Mercenary spyware--specifically Pegasus--prompts a round of Apple patches.
Apple issues emergency patches.
On Thursday Apple issued three emergency patches for a vulnerability that could be exploited to install spyware. The patches affect macOS Ventura 13.5.2, iOS 16.6.1 and iPadOS 16.6.1, and watchOS 9.6.2. "A maliciously crafted attachment may result in arbitrary code execution," the company said in its advisories. "Apple is aware of a report that this issue may have been actively exploited." The report of active exploitation came from the University of Toronto's Citizen Lab, which found evidence that NSO Group’s Pegasus spyware was being installed in vulnerable devices through a zero-click exploit the Lab calls "BLASTPASS." The attacks used PassKit attachments sent as iMessage images. These carried the malicious payload. The patches will protect users against BLASTPASS; so will enabling Apple's Lockdown Mode on the device.
"Civil society organization" targeted.
Citizen Lab found BLASTPASS on the device used by "a Washington DC-based civil society organization with international offices. Both Apple and Citizen Lab characterize this threat as "mercenary spyware," that is, it's spyware sold to a variety of actors, especially government security services, without having any essential political connections. The Times of Israel describes Apple's patch as intended specifically to close a vulnerability exploited by NSO's Pegasus.

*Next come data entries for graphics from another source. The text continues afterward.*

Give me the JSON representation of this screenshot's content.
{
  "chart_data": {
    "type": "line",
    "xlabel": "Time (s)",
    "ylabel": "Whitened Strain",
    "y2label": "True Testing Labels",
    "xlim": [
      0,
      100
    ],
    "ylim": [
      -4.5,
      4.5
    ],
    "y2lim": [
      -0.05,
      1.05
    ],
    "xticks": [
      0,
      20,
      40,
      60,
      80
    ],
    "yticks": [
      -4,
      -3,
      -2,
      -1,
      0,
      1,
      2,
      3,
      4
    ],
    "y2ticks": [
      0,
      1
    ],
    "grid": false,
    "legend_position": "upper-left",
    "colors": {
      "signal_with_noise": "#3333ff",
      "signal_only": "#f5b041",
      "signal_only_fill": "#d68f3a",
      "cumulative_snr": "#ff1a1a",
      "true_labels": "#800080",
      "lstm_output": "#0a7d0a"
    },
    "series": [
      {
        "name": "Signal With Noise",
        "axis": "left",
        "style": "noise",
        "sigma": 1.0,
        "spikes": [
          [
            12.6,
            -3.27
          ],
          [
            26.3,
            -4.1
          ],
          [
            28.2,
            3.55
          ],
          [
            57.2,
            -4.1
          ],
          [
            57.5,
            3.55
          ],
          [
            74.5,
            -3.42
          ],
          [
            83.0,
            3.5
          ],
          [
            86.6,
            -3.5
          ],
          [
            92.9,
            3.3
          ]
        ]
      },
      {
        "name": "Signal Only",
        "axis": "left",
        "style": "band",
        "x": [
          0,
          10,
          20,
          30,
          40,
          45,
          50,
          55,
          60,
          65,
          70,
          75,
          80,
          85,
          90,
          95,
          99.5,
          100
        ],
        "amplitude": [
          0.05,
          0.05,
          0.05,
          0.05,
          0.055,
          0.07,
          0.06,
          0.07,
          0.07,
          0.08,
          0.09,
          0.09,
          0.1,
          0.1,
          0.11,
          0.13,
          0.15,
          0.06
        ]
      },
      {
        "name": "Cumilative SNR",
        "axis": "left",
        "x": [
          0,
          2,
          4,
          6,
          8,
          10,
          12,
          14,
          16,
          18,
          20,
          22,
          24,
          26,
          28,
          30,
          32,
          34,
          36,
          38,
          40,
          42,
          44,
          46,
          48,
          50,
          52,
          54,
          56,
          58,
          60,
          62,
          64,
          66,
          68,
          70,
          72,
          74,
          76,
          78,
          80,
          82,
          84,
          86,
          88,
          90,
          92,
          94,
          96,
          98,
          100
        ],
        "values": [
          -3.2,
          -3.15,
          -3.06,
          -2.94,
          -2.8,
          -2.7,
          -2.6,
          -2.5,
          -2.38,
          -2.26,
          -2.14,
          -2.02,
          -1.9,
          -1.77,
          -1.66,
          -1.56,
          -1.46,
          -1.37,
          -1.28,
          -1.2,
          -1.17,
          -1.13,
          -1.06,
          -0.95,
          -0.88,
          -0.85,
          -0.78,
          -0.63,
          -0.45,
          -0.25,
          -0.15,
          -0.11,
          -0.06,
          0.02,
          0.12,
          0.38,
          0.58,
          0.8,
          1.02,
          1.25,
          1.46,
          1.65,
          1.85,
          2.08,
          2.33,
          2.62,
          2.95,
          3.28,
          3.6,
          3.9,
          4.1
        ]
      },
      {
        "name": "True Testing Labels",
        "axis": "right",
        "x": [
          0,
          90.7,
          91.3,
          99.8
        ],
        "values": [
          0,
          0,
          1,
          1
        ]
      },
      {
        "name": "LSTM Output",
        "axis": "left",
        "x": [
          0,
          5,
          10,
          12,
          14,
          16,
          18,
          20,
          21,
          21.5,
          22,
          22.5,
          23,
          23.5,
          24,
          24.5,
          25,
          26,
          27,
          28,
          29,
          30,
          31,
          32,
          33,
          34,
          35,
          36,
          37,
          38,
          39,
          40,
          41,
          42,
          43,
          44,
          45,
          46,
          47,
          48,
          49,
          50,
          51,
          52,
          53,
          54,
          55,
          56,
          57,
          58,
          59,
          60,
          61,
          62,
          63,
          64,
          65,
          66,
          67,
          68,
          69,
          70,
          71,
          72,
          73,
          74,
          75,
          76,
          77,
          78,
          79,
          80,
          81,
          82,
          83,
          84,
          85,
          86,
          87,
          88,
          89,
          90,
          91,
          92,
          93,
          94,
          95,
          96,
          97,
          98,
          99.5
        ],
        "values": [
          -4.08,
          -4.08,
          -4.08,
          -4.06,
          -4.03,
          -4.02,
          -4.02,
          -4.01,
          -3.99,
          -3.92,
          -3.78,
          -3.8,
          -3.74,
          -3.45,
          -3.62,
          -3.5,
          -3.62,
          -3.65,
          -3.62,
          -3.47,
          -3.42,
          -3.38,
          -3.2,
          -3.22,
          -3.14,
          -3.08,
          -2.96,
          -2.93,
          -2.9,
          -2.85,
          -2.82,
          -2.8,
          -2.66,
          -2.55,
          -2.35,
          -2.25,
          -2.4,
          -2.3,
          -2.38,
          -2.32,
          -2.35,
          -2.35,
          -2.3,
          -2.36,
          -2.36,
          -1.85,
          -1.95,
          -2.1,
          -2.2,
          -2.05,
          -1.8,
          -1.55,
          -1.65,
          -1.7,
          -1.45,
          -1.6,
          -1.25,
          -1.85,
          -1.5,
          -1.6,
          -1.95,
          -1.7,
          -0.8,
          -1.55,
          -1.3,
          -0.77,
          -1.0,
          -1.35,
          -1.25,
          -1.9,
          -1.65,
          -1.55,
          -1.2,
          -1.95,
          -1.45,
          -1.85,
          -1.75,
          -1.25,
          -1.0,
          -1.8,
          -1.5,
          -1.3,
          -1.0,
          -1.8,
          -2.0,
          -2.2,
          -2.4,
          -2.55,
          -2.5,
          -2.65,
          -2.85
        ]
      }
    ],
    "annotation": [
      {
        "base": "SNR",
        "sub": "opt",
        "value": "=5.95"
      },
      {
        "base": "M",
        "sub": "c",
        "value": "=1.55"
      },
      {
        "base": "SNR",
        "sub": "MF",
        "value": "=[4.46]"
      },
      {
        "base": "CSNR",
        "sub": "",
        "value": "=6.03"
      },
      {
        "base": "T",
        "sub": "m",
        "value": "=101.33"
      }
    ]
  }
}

The Guardian reports that NSO Group declined to comment on the report, since it is “unable to respond to any allegations that do not include any supporting research.” NSO Group has long maintained that its Pegasus product is a lawful intercept tool, sold only to governments for legitimate law enforcement use, but the Guardian has long reported misuse of Pegasus in "Mexico, Saudi Arabia, India, Rwanda and the UAE, among others."
A risk of exploit commodification.
Ken Westin, Field CISO, Panther Labs, wrote with considerations that the vulnerability may have been exploited by others beside Pegasus operators, that it may involve more than commercial spyware."While this exploit initially appears to have been utilized by the NSO Group with their Pegasus spyware, the vulnerability has been identified, and differences between the software versions have been documented. This suggests that exploits targeting this vulnerability are likely to become more widespread and may extend beyond commercial spyware use," he wrote. "The initial exploit employed by the NSO Group for their Pegasus spyware may have been somewhat targeted. However, the NSO Group has not been transparent about the targets of these exploits. In many cases, they have claimed a lack of visibility regarding their use. Regrettably, this software has been used to target innocent individuals, including journalists and dissidents, by authoritarian regimes. While Pegasus exhibits some level of targeting in its usage, the primary concern now, with the patch being published, is the identification of the vulnerability. As a result, it is likely that exploits will become more widespread."